I am try to update my KAFKA client from 0.8.2 to 0.9.0.1 to reduce the pressure to zookeeper cluster. And I'm running into follow questions:

  1. The KAFKA consumer protocal say that "The join group request will park at the coordinator until all expected members have sent their own join group request". Then I found that the join group request is triggered by poll() and the method will not return before the group rebalancing finished. So does that means I will need as the same number of consumer thread as the consumer numbers to make sure all the consumers can send out the group join request at the same time? If I have more than 10000 partitions and I want each partition has it's own consumer, does that means I need more than 10000 consumer threads?

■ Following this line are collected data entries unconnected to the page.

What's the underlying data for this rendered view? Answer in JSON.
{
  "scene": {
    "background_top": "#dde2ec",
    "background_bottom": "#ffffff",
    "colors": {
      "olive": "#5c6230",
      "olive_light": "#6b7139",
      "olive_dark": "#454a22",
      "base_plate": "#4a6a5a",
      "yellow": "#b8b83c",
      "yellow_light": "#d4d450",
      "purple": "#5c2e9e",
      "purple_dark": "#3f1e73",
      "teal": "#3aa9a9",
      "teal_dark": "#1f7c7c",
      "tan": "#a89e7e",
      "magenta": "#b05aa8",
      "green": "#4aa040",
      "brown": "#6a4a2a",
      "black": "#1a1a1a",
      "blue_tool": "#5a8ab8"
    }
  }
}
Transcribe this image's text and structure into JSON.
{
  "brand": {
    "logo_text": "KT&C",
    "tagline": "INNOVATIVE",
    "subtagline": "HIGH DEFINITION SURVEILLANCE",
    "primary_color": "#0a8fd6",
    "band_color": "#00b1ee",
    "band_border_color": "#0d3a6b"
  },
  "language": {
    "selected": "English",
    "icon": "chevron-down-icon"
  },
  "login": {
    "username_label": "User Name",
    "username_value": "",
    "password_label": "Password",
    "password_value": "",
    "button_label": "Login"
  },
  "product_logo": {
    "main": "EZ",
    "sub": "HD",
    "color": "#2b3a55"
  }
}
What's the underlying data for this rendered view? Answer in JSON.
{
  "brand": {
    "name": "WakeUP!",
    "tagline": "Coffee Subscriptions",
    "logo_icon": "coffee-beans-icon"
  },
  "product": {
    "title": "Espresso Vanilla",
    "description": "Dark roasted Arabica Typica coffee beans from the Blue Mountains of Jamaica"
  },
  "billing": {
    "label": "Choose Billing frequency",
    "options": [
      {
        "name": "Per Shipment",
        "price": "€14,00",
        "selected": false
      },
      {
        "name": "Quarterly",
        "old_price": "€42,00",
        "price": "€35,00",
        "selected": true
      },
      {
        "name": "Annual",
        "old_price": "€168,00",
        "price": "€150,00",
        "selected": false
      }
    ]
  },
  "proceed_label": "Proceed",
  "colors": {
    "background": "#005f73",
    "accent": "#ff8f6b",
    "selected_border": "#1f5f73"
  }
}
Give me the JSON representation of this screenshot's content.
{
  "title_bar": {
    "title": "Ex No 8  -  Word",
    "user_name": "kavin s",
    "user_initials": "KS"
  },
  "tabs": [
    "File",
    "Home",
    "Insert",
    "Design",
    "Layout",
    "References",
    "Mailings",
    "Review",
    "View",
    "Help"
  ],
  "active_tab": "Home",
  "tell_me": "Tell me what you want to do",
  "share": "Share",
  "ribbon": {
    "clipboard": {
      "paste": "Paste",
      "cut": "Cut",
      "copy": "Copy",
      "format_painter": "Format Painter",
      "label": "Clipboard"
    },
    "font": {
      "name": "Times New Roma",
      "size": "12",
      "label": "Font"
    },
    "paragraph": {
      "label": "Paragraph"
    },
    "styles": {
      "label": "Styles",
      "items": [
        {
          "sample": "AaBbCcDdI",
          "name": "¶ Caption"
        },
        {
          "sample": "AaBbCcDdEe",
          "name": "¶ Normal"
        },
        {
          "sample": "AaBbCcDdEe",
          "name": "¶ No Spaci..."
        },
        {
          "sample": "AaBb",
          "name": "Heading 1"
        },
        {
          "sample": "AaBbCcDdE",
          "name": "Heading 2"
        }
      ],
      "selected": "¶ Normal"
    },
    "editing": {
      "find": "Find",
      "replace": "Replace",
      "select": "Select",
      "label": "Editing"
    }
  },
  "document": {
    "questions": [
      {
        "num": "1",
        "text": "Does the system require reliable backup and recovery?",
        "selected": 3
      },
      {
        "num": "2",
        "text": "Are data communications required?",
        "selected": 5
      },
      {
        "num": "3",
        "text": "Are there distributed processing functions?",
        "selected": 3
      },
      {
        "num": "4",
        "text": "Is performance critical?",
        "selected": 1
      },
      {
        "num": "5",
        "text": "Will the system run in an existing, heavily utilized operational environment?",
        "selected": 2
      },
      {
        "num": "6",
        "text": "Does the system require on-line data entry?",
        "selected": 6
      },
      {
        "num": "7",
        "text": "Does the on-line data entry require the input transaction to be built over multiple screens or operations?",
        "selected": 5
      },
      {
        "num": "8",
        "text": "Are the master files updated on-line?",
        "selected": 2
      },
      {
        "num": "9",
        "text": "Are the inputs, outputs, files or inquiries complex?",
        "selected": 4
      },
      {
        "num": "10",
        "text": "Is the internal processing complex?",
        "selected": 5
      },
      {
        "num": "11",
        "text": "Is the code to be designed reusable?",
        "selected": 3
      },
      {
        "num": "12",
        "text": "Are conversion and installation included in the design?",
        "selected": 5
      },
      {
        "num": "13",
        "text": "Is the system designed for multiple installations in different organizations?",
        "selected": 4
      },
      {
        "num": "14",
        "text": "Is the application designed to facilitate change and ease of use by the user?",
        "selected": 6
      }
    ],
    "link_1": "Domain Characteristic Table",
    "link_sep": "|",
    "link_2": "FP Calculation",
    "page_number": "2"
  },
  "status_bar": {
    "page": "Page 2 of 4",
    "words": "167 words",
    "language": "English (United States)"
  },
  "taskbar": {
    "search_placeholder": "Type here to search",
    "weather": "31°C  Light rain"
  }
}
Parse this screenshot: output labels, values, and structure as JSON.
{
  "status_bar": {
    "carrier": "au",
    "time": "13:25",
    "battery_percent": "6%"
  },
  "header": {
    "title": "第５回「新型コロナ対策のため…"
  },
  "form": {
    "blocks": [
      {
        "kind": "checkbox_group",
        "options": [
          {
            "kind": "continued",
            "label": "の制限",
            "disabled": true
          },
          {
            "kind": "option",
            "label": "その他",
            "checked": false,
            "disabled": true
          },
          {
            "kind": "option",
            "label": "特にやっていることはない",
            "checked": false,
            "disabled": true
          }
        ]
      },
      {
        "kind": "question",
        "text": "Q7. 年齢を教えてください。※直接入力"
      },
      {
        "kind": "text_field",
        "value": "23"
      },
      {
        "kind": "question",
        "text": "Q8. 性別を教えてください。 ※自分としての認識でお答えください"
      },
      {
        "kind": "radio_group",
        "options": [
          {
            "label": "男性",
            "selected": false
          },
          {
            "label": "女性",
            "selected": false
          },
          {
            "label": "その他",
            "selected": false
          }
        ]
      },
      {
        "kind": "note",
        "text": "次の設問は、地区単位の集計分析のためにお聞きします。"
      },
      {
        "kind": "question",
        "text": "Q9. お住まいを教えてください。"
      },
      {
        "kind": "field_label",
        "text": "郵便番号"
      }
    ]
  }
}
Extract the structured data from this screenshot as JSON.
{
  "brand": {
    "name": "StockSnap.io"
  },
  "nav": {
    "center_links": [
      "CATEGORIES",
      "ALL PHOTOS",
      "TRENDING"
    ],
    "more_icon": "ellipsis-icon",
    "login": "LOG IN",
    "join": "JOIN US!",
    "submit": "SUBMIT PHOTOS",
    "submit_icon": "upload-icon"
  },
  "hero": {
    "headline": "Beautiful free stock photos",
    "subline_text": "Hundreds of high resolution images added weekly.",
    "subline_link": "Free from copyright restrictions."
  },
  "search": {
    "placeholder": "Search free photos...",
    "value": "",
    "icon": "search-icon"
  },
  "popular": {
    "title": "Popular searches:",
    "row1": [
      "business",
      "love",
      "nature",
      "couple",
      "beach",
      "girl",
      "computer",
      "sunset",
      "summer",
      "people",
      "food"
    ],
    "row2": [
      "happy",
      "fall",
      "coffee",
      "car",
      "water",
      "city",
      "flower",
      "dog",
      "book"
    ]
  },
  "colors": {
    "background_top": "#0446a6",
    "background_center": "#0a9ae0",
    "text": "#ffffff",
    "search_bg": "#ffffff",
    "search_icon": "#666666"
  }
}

  2. To trigger the heart beat, I need to call poll(). But if I don't want to get new messages since the old messages is still consuming, could I do that by consumer.pause() -> consumer.poll() -> consumer.resume()? Is there a better way to do that?

1

1 Answers

1
votes

Consumers can read multiple partitions. So in general, a single consumer is sufficient -- it can assign all partitions to itself. However, if you "want that each partition has it's own consumer", you will of course need one consumer per partition...

About joining groups: if you have multiple consumers and you are in a rebalance, the rebalance will not block forever. There is a timeout applied. If a consumer does not send a join-request within the timeout, it drops out of the group (for now) and rebalance can finish. If this late consumer gets live again sending a join group request, a new rebalance will get triggered.

Pausing, poll, resume would be the right thing to do. Heads-up: this is going to get changed via KIP-62 that introduces a heartbeat background thread in the consumer.